Asta Diop, femme sénégalaise, envoyée par son ONG en mission en France, a tous les documents nécessaires pour son voyage. Pourtant, durant les trois contrôles au débarquement, elle subit toutes sortes de tracasseries et d'humiliations à l'aéroport "parce qu'ils voient en chacun un futur immigré".

Asta fait profil bas, et laisse les services du contrôle faire leur travail. Pour elle, il ne fallait pas empirer les choses. Mais le fait de pousser les actes jusqu'à la fouille corporelle intime avait quelque chose d’irrespectueux. Cela la met hors d’elle-même et la pousse à "une rage bestiale". Aminata Sow Fall, auteure de ce récit, dira même qu'elle a l'impression d'être violée avec "des mains gantées qui remontent le long de sa cuisse".

Excédée, pas un mot ne pouvant traverser sa gorge, Asta s'agrippe au cou de la douanière qui poussa un strident cri. Sa vocifération fera ameuter ses collègues. Et voilà Asta emmenée au "Dépôt", que d’autres appellent "L'Escale". C’est le début d'une extrême souffrance. Elle vit la douleur de l'exil. Ce qui s’oppose aux Douceurs du bercail.

Anne, l'amie française d'Asta rencontrée pour la première fois sur le territoire fascinant d'une maternité, avec qui elle tisse les liens d'une amitié indéfectible, s'inquiète du fait de ne pas trouver celle qu’elle est venue attendre à l'aéroport. Anne est d’autant plus inquiète qu'elle sait Asta toujours ponctuelle à ses rendez-vous.

Au Dépôt (espace rectangulaire où s'entassent hommes, femmes et enfants), il n'y a ni nuit ni jour, tellement l’éclairage y est permanent. La seule mesure du temps s’articule autour des repas servis : gobelets = matin, sandwich = midi, bol de soupe = soir. Voilà un mécanisme pour compter les jours qui passent.

Comme c'est effarant de constater que "ces Toubabs ne nous supportent plus", murmure Asta.
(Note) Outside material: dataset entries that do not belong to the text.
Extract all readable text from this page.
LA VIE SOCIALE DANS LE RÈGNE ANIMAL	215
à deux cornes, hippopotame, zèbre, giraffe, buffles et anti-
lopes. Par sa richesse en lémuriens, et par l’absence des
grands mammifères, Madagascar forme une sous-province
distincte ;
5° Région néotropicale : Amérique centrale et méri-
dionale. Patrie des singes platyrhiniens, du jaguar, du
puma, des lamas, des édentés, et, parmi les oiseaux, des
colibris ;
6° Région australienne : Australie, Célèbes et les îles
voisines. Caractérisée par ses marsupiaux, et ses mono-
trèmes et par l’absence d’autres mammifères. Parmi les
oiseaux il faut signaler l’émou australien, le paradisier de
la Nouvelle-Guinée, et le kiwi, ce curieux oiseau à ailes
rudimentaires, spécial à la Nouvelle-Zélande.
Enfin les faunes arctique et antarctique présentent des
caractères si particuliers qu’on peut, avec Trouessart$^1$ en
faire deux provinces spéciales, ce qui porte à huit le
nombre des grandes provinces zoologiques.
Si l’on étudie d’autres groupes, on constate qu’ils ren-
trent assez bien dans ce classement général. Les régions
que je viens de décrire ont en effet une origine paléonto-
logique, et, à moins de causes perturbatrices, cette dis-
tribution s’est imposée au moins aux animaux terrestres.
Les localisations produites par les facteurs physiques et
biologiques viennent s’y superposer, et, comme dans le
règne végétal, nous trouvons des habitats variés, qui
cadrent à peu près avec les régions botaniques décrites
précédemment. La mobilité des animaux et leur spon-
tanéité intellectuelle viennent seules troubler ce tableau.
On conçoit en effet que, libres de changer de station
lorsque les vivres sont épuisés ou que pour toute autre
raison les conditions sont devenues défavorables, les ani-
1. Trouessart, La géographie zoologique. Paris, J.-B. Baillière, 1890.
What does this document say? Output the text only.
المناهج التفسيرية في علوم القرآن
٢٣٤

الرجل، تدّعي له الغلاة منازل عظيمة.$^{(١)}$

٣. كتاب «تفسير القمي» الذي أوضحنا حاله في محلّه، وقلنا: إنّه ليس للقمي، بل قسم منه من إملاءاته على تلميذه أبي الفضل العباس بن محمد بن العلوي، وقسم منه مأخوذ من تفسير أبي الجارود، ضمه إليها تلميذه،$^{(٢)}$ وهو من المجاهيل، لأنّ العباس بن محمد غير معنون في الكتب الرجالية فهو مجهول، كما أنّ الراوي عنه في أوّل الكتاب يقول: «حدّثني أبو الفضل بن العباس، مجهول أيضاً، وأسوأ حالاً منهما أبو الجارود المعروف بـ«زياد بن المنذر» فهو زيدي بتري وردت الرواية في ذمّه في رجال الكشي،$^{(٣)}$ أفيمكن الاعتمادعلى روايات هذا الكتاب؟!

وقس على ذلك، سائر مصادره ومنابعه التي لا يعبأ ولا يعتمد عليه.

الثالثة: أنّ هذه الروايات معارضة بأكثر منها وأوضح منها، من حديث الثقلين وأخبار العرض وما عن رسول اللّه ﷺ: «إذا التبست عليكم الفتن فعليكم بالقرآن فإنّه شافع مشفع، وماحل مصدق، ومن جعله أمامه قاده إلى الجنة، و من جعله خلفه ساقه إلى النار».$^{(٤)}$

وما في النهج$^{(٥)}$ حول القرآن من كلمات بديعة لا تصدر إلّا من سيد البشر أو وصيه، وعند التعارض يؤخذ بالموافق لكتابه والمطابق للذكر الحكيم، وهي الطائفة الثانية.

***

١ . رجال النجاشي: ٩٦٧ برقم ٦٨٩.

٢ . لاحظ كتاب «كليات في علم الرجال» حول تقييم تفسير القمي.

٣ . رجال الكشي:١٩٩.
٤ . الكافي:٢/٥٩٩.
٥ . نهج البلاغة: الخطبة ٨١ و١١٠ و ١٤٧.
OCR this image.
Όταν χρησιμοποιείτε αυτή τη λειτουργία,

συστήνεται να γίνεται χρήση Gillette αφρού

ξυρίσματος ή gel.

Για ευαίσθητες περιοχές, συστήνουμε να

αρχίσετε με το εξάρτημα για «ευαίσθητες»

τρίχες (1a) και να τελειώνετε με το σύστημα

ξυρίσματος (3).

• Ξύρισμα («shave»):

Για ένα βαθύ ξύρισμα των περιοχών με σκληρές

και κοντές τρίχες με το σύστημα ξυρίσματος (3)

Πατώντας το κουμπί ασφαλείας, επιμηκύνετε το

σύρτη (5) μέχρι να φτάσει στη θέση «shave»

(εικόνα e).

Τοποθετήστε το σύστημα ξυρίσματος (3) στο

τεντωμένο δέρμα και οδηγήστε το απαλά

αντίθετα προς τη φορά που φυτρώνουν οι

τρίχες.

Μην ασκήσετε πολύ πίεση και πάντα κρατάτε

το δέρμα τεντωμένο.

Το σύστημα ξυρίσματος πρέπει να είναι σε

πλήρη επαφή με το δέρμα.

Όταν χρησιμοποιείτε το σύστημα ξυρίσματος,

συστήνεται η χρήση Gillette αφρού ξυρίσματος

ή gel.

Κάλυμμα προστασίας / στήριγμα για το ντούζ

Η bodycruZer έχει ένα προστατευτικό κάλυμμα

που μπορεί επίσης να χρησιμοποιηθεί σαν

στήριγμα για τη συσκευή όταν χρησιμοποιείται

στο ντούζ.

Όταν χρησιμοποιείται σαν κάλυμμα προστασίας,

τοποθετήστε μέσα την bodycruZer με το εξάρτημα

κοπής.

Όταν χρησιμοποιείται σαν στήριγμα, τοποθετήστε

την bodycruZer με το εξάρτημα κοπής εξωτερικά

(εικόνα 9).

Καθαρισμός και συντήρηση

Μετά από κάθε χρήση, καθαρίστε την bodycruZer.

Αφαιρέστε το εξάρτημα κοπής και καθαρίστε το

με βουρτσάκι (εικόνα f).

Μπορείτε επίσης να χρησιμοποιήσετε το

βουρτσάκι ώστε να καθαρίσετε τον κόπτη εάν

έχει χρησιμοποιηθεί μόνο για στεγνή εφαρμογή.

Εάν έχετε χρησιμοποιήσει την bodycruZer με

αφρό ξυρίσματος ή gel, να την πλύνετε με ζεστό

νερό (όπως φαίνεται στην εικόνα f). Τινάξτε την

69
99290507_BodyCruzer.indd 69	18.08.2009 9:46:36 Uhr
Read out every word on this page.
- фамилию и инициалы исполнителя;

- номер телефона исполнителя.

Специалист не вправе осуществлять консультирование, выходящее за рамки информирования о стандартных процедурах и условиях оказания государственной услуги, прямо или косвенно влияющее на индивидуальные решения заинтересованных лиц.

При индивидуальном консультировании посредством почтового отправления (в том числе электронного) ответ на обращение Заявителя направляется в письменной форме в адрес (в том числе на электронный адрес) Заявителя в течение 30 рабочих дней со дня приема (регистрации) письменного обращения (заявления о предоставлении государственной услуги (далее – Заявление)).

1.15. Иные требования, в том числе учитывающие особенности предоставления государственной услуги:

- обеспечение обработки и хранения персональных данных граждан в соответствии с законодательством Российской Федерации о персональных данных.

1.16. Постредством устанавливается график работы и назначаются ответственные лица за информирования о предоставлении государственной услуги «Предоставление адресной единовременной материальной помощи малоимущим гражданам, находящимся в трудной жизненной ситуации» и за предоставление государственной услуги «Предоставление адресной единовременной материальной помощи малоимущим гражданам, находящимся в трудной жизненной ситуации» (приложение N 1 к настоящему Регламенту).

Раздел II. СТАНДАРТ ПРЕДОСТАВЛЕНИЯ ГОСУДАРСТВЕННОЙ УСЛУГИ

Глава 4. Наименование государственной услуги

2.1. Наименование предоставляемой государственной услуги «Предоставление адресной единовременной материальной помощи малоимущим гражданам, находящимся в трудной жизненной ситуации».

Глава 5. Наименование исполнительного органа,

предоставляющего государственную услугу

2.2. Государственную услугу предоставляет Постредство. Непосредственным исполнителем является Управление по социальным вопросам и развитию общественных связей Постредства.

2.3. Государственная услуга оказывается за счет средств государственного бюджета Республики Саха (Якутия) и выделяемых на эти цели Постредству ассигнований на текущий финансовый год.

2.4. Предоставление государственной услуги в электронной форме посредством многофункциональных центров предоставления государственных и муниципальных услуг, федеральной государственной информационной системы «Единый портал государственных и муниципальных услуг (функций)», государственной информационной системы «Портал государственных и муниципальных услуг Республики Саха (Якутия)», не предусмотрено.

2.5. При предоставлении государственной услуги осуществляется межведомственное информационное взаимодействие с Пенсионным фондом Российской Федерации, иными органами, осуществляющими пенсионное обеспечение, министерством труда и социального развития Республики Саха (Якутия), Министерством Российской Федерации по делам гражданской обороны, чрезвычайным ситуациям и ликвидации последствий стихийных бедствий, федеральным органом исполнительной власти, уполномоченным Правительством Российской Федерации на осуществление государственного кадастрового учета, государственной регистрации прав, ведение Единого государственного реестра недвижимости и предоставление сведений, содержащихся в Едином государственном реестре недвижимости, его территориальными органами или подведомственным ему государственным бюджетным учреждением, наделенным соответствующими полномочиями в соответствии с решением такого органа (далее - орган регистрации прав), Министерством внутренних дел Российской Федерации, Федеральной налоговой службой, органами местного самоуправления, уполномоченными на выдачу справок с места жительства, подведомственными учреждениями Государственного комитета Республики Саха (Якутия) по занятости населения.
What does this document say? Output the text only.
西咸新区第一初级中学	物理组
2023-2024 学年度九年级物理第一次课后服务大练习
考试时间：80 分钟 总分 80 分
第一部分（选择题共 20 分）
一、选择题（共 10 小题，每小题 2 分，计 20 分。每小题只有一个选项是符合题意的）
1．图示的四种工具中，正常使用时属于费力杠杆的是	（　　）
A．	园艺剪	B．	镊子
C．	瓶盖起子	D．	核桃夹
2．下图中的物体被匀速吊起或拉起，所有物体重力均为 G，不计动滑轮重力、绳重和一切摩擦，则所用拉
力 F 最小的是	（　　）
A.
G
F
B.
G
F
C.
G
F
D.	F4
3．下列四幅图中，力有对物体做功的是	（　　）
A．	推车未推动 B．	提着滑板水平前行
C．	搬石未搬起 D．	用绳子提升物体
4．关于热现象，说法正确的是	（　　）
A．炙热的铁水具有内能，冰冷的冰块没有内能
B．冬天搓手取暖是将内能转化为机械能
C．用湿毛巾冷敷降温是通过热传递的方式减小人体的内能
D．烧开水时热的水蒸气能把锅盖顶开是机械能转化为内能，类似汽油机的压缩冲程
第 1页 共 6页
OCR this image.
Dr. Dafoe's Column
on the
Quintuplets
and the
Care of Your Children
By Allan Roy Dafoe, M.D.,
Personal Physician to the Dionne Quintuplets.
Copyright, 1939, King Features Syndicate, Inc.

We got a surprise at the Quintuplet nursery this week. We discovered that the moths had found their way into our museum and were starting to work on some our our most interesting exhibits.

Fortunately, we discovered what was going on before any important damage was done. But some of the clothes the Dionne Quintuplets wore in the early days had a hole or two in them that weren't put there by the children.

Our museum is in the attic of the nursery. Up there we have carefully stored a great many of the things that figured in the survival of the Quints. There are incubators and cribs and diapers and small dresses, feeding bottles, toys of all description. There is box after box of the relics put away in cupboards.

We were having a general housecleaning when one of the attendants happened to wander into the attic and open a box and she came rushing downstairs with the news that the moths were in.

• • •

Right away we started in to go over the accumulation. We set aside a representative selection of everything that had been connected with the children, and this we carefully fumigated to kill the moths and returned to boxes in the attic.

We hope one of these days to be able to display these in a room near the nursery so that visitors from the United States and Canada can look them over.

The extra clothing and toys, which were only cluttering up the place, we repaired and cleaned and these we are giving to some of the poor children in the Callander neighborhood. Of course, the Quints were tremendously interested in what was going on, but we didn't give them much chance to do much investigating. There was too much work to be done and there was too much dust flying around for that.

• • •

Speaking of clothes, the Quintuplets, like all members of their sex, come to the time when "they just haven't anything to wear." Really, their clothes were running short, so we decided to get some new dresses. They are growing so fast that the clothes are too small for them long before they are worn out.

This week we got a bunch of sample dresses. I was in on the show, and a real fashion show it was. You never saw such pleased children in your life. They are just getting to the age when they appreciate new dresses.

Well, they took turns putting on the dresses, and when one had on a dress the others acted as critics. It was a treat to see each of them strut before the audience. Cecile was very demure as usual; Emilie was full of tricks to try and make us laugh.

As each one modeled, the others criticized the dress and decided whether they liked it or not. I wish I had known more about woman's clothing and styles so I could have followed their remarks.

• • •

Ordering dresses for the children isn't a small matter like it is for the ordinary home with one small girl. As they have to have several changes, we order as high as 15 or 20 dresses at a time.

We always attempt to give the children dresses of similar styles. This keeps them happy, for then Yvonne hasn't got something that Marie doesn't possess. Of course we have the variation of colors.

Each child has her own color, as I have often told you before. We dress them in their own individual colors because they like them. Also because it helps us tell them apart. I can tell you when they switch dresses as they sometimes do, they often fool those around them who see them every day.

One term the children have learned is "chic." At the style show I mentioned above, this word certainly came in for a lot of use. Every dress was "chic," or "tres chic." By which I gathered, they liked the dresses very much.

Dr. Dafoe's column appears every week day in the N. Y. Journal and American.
Puis les interrogations qui se succèdent dans sa tête : Est-ce qu'être différents empêche de vivre ensemble ? Est-ce que l'essentiel n'est pas la culture, la terre et le patrimoine immatériel, tout ce qui rend l'Homme meilleur? N'est- il pas possible de rester soi, tout en s'ouvrant à l'Autre?

Après ce drame, "Asta la sénégalaise qui a failli tuer une douanière pour un simple contrôle de routine" (selon la rumeur) est perçue comme un monstre. Et même l'Ambassade du Sénégal en France qui est censé la représenter, et lui venir en aide, l'abandonne à son sort.

Seule Anne lui voue fidèle amitié. Et le mystère de "l'horreur", elle le découvrira plus tard dans un journal. Elle décide alors, avec son mari Didier, d'aller demander assistance pour Asta auprès de son Ambassade. Là, à leur grande déception, ils ne reconnaissent plus les gens à qui ils "portaient des colis".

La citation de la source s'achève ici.